Spec should specify an encoding
The spec should include the expected encoding of a proper todo file. At the moment a client cannot properly open a todo.txt file created on a system with a different encoding.
There are two ways to fix this:
- Include encoding metadata in the todo.txt file
- Specify UTF-8
My preference would definitely be number 2.
My vote is UTF-8.
This would solve the line ending problems as well.
For line endings I would allow \r \n and \r\n.
My vote is "UTF-8 with BOM".
Because "UTF-8" some times have problem with encoding detection (and incorrect definitions like ANSI (and damage to characters)).
I am working in a project for reference management. We store bibliographic data in BibTeX files, which are plain-text sort-of-key-value files.

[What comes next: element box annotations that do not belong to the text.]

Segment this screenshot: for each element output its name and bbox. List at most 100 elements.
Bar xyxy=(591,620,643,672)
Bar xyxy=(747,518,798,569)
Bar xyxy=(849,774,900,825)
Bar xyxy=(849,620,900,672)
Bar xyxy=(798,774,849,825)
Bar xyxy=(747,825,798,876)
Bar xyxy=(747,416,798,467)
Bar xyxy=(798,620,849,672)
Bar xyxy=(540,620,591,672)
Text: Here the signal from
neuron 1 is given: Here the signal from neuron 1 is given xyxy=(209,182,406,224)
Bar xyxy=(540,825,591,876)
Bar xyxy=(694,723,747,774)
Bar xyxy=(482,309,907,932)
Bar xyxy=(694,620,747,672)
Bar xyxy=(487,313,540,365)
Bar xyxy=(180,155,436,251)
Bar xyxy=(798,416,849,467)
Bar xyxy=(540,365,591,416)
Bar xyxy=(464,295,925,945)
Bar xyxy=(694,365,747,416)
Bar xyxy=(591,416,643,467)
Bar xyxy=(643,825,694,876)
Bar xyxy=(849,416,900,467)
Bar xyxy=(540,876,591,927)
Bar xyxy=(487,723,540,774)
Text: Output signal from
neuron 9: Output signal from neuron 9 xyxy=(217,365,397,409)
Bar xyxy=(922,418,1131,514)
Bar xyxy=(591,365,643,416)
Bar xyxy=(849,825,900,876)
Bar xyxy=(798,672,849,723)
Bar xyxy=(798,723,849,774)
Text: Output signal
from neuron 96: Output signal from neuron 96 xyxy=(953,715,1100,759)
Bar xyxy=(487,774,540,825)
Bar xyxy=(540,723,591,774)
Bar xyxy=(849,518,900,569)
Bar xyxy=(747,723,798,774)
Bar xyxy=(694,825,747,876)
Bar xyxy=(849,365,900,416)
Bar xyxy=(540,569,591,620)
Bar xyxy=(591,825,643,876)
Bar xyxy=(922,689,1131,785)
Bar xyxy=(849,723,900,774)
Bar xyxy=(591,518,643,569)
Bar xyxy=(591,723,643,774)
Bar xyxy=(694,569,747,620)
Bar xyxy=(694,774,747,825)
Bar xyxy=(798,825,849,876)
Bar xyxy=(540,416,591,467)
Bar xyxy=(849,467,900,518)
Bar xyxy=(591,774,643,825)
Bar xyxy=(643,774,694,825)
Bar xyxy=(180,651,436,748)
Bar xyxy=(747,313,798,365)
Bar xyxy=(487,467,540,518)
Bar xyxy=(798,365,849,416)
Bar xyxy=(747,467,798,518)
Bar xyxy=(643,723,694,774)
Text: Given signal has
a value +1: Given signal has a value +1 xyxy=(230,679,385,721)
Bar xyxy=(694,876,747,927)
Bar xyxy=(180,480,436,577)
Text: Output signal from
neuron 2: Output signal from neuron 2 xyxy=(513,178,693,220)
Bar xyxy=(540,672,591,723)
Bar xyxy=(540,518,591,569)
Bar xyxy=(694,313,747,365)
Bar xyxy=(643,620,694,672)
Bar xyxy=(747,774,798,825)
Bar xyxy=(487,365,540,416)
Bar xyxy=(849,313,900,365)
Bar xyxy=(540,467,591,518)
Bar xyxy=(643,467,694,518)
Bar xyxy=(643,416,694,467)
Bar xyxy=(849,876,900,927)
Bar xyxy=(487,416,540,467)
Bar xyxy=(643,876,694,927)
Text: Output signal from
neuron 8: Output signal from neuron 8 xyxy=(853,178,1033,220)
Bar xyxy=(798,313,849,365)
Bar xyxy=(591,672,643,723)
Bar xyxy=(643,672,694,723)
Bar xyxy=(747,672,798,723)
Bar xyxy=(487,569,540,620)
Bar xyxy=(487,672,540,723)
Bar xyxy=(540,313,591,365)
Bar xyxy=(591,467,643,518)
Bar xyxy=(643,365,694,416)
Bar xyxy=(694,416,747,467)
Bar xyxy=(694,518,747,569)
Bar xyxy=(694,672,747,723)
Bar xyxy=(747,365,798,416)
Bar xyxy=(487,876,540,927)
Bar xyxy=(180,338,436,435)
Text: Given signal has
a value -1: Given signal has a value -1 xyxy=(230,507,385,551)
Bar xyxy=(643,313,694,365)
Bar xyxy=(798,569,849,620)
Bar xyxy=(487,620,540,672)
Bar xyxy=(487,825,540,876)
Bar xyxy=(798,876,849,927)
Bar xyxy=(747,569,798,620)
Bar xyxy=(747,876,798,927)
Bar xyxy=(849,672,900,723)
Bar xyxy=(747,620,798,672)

We also stored the encoding information at the beginning of the file. We came to the conclusion that UTF-8 is widely adopted and thus, we support UTF-8 only. Most users should be able to use recode (or Notepad++ and alike) to change the encoding.
IMHO BOM should not be enforced. A todo.txt file is still a text file which should be editable by any text editor and versionable by any version control system.
BOM is really only needed for broken windows tools (such as Excel) but it would mean any todo.txt file is not a valid ASCII file anymore (even when only characters in the ASCII range are used).